Their pure sympathy each for the others suffering touched me deeply. As we prepared, reluctantly, to take our leave, Mr. Choi revealed two things he longed to do. He wants to go fishing for the fingerlings that flavor maeuntang, a kind of fish stew, spicy hot as the manifold of Hell.
The other is to attend church together with his family, to express their gratitude for his deliverance, certain that divine providence alone had spared his life and allowed him to remain among his loved ones.
It was still in my thoughts an hour later, moments before tucking into just-served meals, the two aged former colleagues paused to offer grace at the balcony table overlooking the bustle of the Central City Express Bus Terminal. Later, I learned that one, paraplegic when we met almost thirty years before, had narrowly survived two life-threatening illnesses in the fifteen years since our last meeting.

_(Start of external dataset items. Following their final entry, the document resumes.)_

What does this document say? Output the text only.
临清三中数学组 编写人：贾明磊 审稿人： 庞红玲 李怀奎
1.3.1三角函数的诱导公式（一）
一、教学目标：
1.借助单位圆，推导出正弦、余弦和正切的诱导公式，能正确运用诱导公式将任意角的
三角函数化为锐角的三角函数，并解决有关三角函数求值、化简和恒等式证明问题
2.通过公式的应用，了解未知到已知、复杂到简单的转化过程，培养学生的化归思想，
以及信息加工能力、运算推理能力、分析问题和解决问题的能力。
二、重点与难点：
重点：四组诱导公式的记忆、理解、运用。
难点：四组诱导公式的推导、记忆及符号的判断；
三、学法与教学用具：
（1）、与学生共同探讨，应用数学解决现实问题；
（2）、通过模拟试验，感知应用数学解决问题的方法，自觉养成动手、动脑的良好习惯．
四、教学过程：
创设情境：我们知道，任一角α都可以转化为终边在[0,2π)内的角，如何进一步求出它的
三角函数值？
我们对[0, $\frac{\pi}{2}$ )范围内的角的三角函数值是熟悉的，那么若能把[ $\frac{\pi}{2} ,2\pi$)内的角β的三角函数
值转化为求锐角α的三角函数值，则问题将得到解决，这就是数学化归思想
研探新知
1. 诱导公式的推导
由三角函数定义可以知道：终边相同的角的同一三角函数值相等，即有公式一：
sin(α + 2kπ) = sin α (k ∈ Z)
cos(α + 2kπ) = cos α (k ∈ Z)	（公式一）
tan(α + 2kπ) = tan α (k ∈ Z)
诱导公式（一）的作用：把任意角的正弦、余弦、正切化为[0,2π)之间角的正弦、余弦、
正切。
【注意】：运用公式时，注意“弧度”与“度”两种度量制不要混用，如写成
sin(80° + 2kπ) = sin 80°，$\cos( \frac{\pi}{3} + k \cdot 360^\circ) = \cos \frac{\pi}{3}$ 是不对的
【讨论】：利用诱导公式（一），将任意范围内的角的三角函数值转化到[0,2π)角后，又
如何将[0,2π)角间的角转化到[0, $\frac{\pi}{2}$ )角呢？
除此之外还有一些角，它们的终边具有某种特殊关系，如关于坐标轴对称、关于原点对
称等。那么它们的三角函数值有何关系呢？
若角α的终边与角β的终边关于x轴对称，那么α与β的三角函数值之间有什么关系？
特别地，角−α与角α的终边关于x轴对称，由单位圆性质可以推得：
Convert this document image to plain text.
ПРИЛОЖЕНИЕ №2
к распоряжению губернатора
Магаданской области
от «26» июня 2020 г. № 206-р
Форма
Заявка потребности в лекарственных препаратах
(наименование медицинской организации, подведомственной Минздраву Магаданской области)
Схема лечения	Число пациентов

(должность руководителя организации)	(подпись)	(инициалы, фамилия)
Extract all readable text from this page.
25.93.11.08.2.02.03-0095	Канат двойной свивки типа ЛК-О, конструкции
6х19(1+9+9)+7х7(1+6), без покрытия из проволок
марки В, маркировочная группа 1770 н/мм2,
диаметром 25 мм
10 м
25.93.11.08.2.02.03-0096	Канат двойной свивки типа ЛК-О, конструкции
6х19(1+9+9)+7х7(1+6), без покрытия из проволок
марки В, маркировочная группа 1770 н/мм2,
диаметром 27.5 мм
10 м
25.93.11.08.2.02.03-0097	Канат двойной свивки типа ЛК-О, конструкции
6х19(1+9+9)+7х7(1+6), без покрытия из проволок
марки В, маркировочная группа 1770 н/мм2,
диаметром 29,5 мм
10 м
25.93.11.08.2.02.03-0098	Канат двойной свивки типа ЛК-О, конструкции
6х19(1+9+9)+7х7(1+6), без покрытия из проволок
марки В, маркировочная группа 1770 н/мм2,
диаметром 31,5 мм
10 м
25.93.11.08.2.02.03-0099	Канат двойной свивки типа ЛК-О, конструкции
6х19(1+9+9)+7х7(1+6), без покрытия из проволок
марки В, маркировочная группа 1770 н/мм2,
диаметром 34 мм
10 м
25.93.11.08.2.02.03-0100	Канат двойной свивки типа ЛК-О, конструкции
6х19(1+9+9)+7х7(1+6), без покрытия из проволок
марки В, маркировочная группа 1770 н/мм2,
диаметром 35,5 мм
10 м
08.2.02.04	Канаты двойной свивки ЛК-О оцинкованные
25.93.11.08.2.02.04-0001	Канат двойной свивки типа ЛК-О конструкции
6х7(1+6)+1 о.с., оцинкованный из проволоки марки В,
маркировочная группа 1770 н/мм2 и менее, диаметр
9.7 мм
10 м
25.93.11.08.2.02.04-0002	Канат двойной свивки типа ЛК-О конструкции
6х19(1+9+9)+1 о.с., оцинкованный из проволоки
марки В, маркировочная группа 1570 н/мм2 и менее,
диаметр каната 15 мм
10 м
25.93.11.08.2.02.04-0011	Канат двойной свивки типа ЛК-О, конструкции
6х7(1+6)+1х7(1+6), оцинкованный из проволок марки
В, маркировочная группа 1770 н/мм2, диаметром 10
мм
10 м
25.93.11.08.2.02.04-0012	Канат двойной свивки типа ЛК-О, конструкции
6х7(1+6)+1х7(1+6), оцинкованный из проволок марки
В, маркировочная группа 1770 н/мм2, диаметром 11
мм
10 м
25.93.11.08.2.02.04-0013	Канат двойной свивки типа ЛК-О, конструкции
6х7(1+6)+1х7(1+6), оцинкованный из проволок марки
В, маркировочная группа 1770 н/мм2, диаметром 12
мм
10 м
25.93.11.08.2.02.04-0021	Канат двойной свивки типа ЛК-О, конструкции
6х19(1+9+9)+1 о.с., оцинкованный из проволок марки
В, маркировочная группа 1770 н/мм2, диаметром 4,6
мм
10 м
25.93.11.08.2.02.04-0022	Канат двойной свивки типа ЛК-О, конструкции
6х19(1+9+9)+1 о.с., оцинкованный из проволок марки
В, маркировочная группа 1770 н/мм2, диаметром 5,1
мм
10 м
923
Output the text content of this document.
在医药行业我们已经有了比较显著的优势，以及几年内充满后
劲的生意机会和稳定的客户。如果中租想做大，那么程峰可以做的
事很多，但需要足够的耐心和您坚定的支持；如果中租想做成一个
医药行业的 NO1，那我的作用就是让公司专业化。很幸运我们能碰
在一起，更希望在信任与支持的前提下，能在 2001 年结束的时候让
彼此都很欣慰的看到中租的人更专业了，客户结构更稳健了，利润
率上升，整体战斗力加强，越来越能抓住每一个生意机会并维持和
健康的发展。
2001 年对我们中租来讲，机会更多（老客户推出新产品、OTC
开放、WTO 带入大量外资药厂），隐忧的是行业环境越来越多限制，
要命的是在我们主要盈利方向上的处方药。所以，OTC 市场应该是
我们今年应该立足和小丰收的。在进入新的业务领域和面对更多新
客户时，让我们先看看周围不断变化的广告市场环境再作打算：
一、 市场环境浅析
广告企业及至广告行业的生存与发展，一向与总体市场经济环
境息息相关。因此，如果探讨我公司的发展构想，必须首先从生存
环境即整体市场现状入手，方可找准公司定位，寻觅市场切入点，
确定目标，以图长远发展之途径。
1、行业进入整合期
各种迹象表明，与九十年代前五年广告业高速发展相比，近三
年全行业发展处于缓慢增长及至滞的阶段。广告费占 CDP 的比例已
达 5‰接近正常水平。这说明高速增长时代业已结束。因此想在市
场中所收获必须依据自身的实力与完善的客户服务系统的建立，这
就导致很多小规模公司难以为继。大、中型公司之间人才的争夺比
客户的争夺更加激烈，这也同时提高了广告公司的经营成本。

Listening as the third colleague narrated the story, I saw that I would dishonor him and all those others whose presence in my life had sustained, despite the absence of any similar variety of personal faith. I resolved then and there not to be so arrogant as to belittle or dismiss theirs, free of any trace of ideology for export as it was.
That’s the moment when I remembered my early-morning exchange with Emily, and her way of observing Christmas with her family, delivering gifts new pairs of clean, warm socks to the homeless of San Francisco. Why should the faith of another offend or upset me in any way, when it makes them more humane, and more appreciative of their own life, and the lives of others?